Image Credit: Binance

This concentration reflects a broader flight to quality and regulated infrastructure. “The ADGM license crowns years of work to meet some of the world’s most demanding regulatory standards,” stated Richard Teng, Co-CEO of Binance, in Binance’s 2025 Year in Review report a few weeks after the company started operating under the FSRA’s framework in the ADGM. “Arriving within days of the moment we crossed 300 million registered users shows that scale and trust need not be in tension, continued Teng.”

JPMorgan Expects ETF Inflows to Rise Further

Despite the heavy volume seen in 2025, analysts at JPMorgan led by Nikolaos Panigirtzoglou project that 2026 inflows will surpass the $130 billion mark. The composition of these buyers is expected to undergo a significant shift. While 2025 was defined largely by Digital Asset Treasuries (DATs) and retail-led ETF buying, JPMorgan expects 2026 to be driven by broader institutional investors, such as pension funds and asset managers.

In 2025, DATs were responsible for roughly $68 billion of total inflows. Strategy (formerly known as MicroStrategy) alone accounted for $23 billion of that figure, while other corporations contributed a combined $45 billion. JPMorgan anticipates that as the market deepens, the reliance on corporate treasuries will balance out with diversified institutional allocation.

This projected increase is predicated on a changing legal environment. The passage of the CLARITY Act in the US House is viewed as a major catalyst that could trigger fresh institutional activity in IPOs, M&A, and infrastructure development. As the market structure upgrades to meet these standards, large-scale participants are moving from pilot programs to full integration.

“These touchpoints turn institutions from ‘clients’ into co-architects of our roadmap,” noted Catherine Chen, Head of Binance VIP & Institutional. “Their requirements on matters like capital management, operational resilience, risk, reporting, and governance shape how we design the next generation of products and standards.”

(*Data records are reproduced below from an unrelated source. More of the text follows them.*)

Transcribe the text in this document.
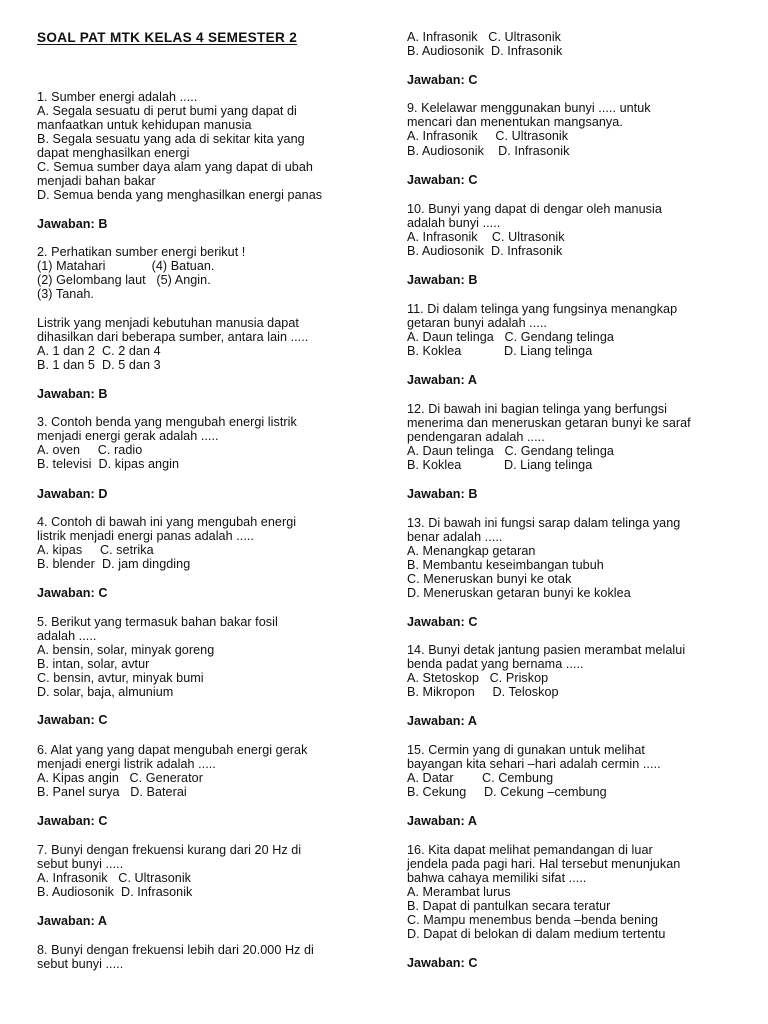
SOAL PAT MTK KELAS 4 SEMESTER 2
1. Sumber energi adalah .....
A. Segala sesuatu di perut bumi yang dapat di
manfaatkan untuk kehidupan manusia
B. Segala sesuatu yang ada di sekitar kita yang
dapat menghasilkan energi
C. Semua sumber daya alam yang dapat di ubah
menjadi bahan bakar
D. Semua benda yang menghasilkan energi panas
Jawaban: B
2. Perhatikan sumber energi berikut !
(1) Matahari             (4) Batuan.
(2) Gelombang laut   (5) Angin.
(3) Tanah.
Listrik yang menjadi kebutuhan manusia dapat
dihasilkan dari beberapa sumber, antara lain .....
A. 1 dan 2  C. 2 dan 4
B. 1 dan 5  D. 5 dan 3
Jawaban: B
3. Contoh benda yang mengubah energi listrik
menjadi energi gerak adalah .....
A. oven     C. radio
B. televisi  D. kipas angin
Jawaban: D
4. Contoh di bawah ini yang mengubah energi
listrik menjadi energi panas adalah .....
A. kipas     C. setrika
B. blender  D. jam dingding
Jawaban: C
5. Berikut yang termasuk bahan bakar fosil
adalah .....
A. bensin, solar, minyak goreng
B. intan, solar, avtur
C. bensin, avtur, minyak bumi
D. solar, baja, almunium
Jawaban: C
6. Alat yang yang dapat mengubah energi gerak
menjadi energi listrik adalah .....
A. Kipas angin   C. Generator
B. Panel surya   D. Baterai
Jawaban: C
7. Bunyi dengan frekuensi kurang dari 20 Hz di
sebut bunyi .....
A. Infrasonik   C. Ultrasonik
B. Audiosonik  D. Infrasonik
Jawaban: A
8. Bunyi dengan frekuensi lebih dari 20.000 Hz di
sebut bunyi .....
A. Infrasonik   C. Ultrasonik
B. Audiosonik  D. Infrasonik
Jawaban: C
9. Kelelawar menggunakan bunyi ..... untuk
mencari dan menentukan mangsanya.
A. Infrasonik     C. Ultrasonik
B. Audiosonik    D. Infrasonik
Jawaban: C
10. Bunyi yang dapat di dengar oleh manusia
adalah bunyi .....
A. Infrasonik    C. Ultrasonik
B. Audiosonik  D. Infrasonik
Jawaban: B
11. Di dalam telinga yang fungsinya menangkap
getaran bunyi adalah .....
A. Daun telinga   C. Gendang telinga
B. Koklea            D. Liang telinga
Jawaban: A
12. Di bawah ini bagian telinga yang berfungsi
menerima dan meneruskan getaran bunyi ke saraf
pendengaran adalah .....
A. Daun telinga   C. Gendang telinga
B. Koklea            D. Liang telinga
Jawaban: B
13. Di bawah ini fungsi sarap dalam telinga yang
benar adalah .....
A. Menangkap getaran
B. Membantu keseimbangan tubuh
C. Meneruskan bunyi ke otak
D. Meneruskan getaran bunyi ke koklea
Jawaban: C
14. Bunyi detak jantung pasien merambat melalui
benda padat yang bernama .....
A. Stetoskop   C. Priskop
B. Mikropon     D. Teloskop
Jawaban: A
15. Cermin yang di gunakan untuk melihat
bayangan kita sehari –hari adalah cermin .....
A. Datar        C. Cembung
B. Cekung     D. Cekung –cembung
Jawaban: A
16. Kita dapat melihat pemandangan di luar
jendela pada pagi hari. Hal tersebut menunjukan
bahwa cahaya memiliki sifat .....
A. Merambat lurus
B. Dapat di pantulkan secara teratur
C. Mampu menembus benda –benda bening
D. Dapat di belokan di dalam medium tertentu
Jawaban: C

The Maturation of Digital Asset Treasuries

Beyond the ETF market, holding crypto as a balance sheet asset has matured into a standard corporate strategy. Nearly 20% of all Bitcoin is currently sitting in corporate and government treasuries. BitcoinTreasuries reported on January 26 that 4.09 million BTC is held by these large entities, a figure that includes ETF holdings. Ethereum reflects a similar trend, with public companies and funds aggregating a total of 3.62 million ETH.

Simultaneously, the infrastructure for real-world assets (RWAs) accelerated. RWA.xyz reports that tokenized real-world assets grew 261% in 2025, reaching a distributed asset value of $20.65 billion by year-end. This suggests that blockchain is increasingly viewed as a settlement layer for traditional value.

Image Credit: Binance

Underpinning this activity is the expansion of on-chain liquidity. The stablecoin market cap surged 47.31% in 2025, ending the year at $311.21 billion. This growth indicates that money itself is moving on-chain, providing the liquidity rails necessary for the massive institutional inflows JPMorgan predicts.

This appetite is visible in trading volumes as well. Reporting on its performance, Binance noted a 21% increase in institutional trading volume for last year. Even more notable was the 210% spike in OTC fiat trading. This divergence confirms that capital allocators are prioritizing regulated, deep-liquidity corridors for their market entry.

A New Phase of Financial Integration

2025 has set records and 2026 is shaping up to be about integration. The market is moving away from purely speculative cycles, driven by a mix of regulatory clarity, like the CLARITY Act and ADGM licensing, and steady liquidity in major assets as highlighted by Wintermute. Should JPMorgan’s projections play out, the gap between traditional finance and crypto will likely disappear, turning digital assets into standard portfolio holdings.